JK: This is so Jen. She made time for us to meet at 9AM the day she was presenting at the Oscars. That’s what she does, she does it all. And we met that day and we just connected, and we had so much fun. The great privilege of doing my job is being able to have these great actors and say, “Let’s try to go to this place,” and they’re just game for it. It’s literally the greatest joy of a creative person’s life, in my opinion.

JG: I’ve worked with some great writer/directors, but the best is when they’ve written something but aren’t married to the version that they had in their head when they were writing it, and they are open to whatever is happening in the room and then seeing that and saying, “Now, flip it over this way. Now do this.” But in the most emotionally articulate, creatively collaborative way.
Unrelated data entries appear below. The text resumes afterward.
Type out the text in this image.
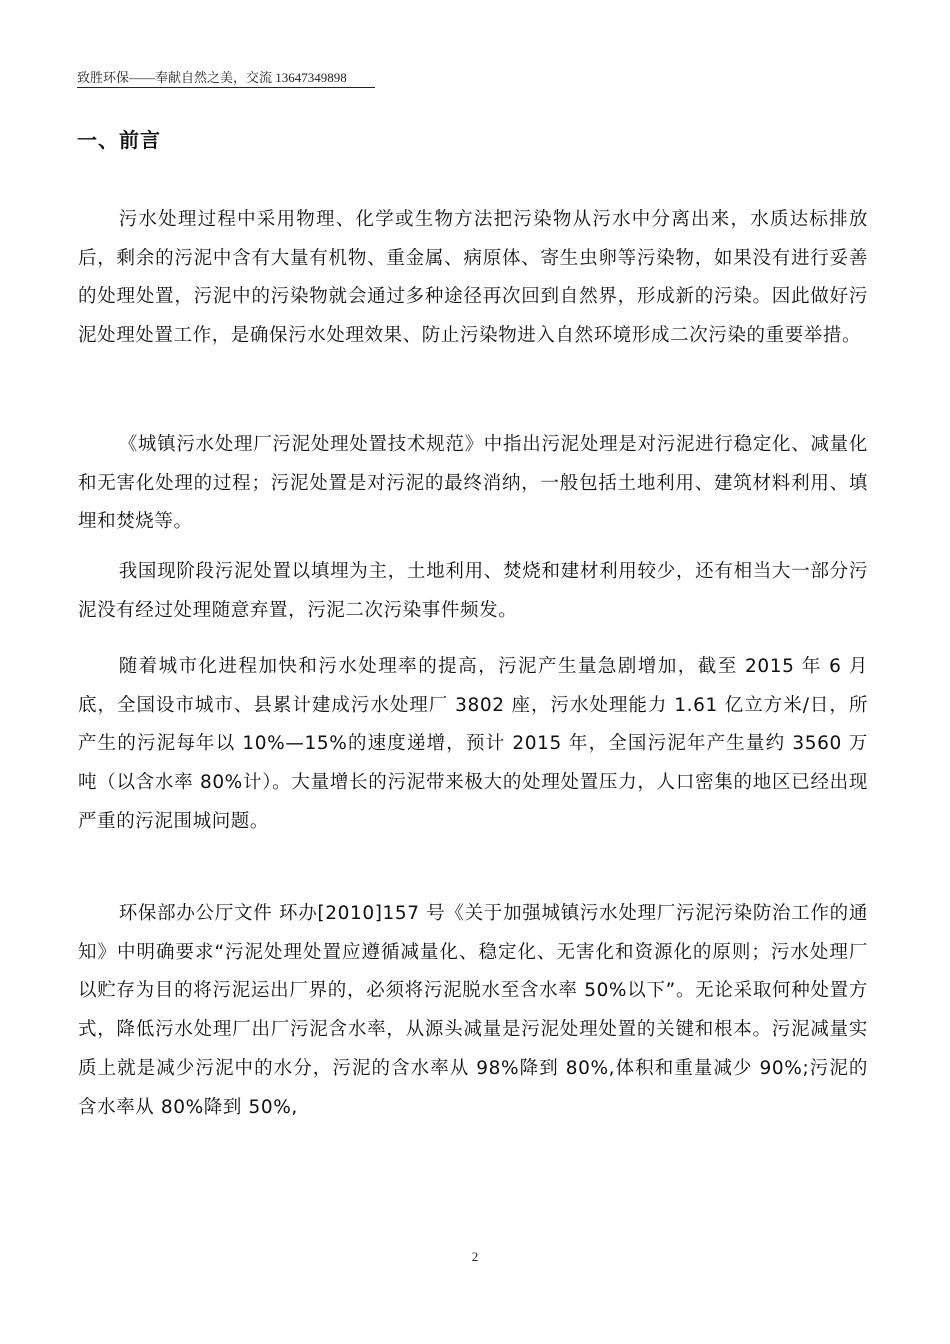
致胜环保——奉献自然之美，交流 13647349898
一、前言

污水处理过程中采用物理、化学或生物方法把污染物从污水中分离出来，水质达标排放后，剩余的污泥中含有大量有机物、重金属、病原体、寄生虫卵等污染物，如果没有进行妥善的处理处置，污泥中的污染物就会通过多种途径再次回到自然界，形成新的污染。因此做好污泥处理处置工作，是确保污水处理效果、防止污染物进入自然环境形成二次污染的重要举措。

《城镇污水处理厂污泥处理处置技术规范》中指出污泥处理是对污泥进行稳定化、减量化和无害化处理的过程；污泥处置是对污泥的最终消纳，一般包括土地利用、建筑材料利用、填埋和焚烧等。

我国现阶段污泥处置以填埋为主，土地利用、焚烧和建材利用较少，还有相当大一部分污泥没有经过处理随意弃置，污泥二次污染事件频发。

随着城市化进程加快和污水处理率的提高，污泥产生量急剧增加，截至 2015 年 6 月底，全国设市城市、县累计建成污水处理厂 3802 座，污水处理能力 1.61 亿立方米/日，所产生的污泥每年以 10%—15%的速度递增，预计 2015 年，全国污泥年产生量约 3560 万吨（以含水率 80%计）。大量增长的污泥带来极大的处理处置压力，人口密集的地区已经出现严重的污泥围城问题。

环保部办公厅文件 环办[2010]157 号《关于加强城镇污水处理厂污泥污染防治工作的通知》中明确要求“污泥处理处置应遵循减量化、稳定化、无害化和资源化的原则；污水处理厂以贮存为目的将污泥运出厂界的，必须将污泥脱水至含水率 50%以下”。无论采取何种处置方式，降低污水处理厂出厂污泥含水率，从源头减量是污泥处理处置的关键和根本。污泥减量实质上就是减少污泥中的水分，污泥的含水率从 98%降到 80%,体积和重量减少 90%;污泥的含水率从 80%降到 50%,

2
So I would say the whole cast would just sit at Jenni’s feet and do anything. I know David and I would.

JK: I was really intimidated because I’ve been a showrunner for a long time, but a director for a short time. And also, everyone was pretty brand new on Girls. So, to then walk into the room with these consummate, longtime professionals, I was like, “What if I actually don’t know how to tell them anything and I just had trained those girls to listen to me?” To hear you say that, it relaxes me a lot.

Is it different to be in an environment with strong, articulate women after working on very male dominated sets?
JG: These people are not messing around the way they see equality on set. Almost every department was headed by a woman. And because the people that they hired were so incredibly talented and competent, it just felt like, “Oh, of course these people would be heading the departments.” If I had had a baby and was pumping, the way I have on so many sets, this would have been the set to do it on. Because it would have been handled seamlessly and with common sense.

JK: Except for, there was so much dust. I really would not have wanted you to be pumping on set. I pumped a lot of terrible places, but not in the woods.

JG: I’ve pumped everywhere.

Any fun behind the scenes moments?
JK: David and Jen were the biggest gigglers I’ve ever met. I’ve been on sets where people get annoyed that people are giggling. This would start with them, and then just spill out through the crew and everyone would be giggling. It was completely contagious. It was the cutest thing you’ve ever seen in your life. And there was a lot of pushups in between takes.

JG: Yeah, we did do pushups. Early on the cast was hanging out and somebody said, “Oh my trainer told me if you did 10 pushups and 10 squats between setups, by the end of the day, you will have done 100.” And so somebody else said, “Well, let’s do that.” And David and I committed to it. And I think we’re both people that once we commit to something… We really did. We called them century days. We really had century days more often than not — if we were together. I didn’t do it if he wasn’t around; I was lazy.